I'll withhold final judgment on Joey for at least two more episodes. The coming attractions actually looked like a potentially cute and clever show, doing for Joey something not so different from what was done for Frasier when his character left Boston for Seattle. The idea of Joey acting as mentor, especially in dealing with women, for his brainy but slightly uncool 20 year old nephew has potential, but that was barely hinted at tonight. Granted, this was a pilot episode, having to establish the new characters and the environment and how everyone will interact, but maybe they might have made it funny. Drea de Matteo is fine as Joey's sister, but she's also just a stereotype write now, and not a funny one. The normally hysterical Jennifer Coolidge is utterly wasted as Joey's new agent with an absolutely awful scene that simply begged for laughs but didn't deserve any.
There's plenty to criticize about this show, especially it's extremely unrealistic portrayal of the development of a television show. Within the period of a week, Joey somehow gets the lead in a cop show, shoots the pilot, has the show cancelled and discovers the show he passed on just weeks ago has become a big hit. But Joey obviously isn't going for realism; I know that. Still, the degree of absurdity in the basic plot of this first episode contributes to the lack of any comedy in this sit-com.

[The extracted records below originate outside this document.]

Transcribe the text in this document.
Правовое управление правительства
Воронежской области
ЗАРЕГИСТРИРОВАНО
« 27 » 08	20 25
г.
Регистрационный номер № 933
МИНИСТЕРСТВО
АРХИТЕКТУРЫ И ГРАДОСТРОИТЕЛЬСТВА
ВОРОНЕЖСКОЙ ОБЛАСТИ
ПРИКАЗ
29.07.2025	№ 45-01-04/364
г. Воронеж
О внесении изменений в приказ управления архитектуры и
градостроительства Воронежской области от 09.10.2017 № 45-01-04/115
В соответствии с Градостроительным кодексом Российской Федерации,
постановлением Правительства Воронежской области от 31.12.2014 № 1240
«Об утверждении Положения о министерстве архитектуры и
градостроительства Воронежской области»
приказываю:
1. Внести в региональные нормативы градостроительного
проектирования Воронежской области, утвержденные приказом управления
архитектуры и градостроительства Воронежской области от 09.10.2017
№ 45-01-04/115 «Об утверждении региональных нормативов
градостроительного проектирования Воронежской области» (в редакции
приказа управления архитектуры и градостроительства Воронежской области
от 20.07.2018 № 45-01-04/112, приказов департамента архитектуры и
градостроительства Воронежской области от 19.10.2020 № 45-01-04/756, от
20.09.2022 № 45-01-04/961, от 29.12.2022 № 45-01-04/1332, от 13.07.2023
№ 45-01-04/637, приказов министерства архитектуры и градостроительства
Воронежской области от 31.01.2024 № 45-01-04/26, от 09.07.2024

And just so you know, I'm a fan of Joey Tribiani. I know people are sick of his character, but during the last year or two of Friends when I found myself watching the show more out of habit than anything else, Joey somehow still managed to make me laugh at once an episode. And to be fair, there were at least two specific Joey-moments in this episode that caused at least a chuckle in me. But the rest of it? Zzzzzzzz.
My bad feeling about Joey started not because of the buzz since the up-fronts but due to the crappy marketing campaign. There's a poster for the show on a phone booth near my apartment. The tagline says, "New City, Still Lost." Do you know how many people work in marketing for NBC? Do you have any idea how many phrases they probably ran through before settling on that one? The damn thing doesn't make any sense. Yeah, I understand what they're going for, but it's not funny because it makes no damn sense. You could be the smartest person in the world; you move to a new city, chances are you'll be lost. If Joey wasn't moving anywhere and it said, "Same City, Still Lost," that would make sense. That would be slightly clever. But what's funny about a loveable but dumb guy being lost in a place he doesn't know? Yes, the lost refers to his intelligence not being geographically challenged, but if it doesn't allude to both, then the pun doesn't work.
Well, that's a perfect mini-example of what's wrong with the entire show based on this one episode. A lot of Joey moments, some Joey moments coming from his sister, but very little to balance them so far, and none of it funny.
Maybe the future episodes are dramatically better. NBC certainly must hope so. If Joey stays the same or gets worse while paired with the why-the-hell-is-it-still-popular Will & Grace in the eight o'clock hour, I don't care how popular The Apprentice is, Thursday on NBC definitely will no longer be must-see.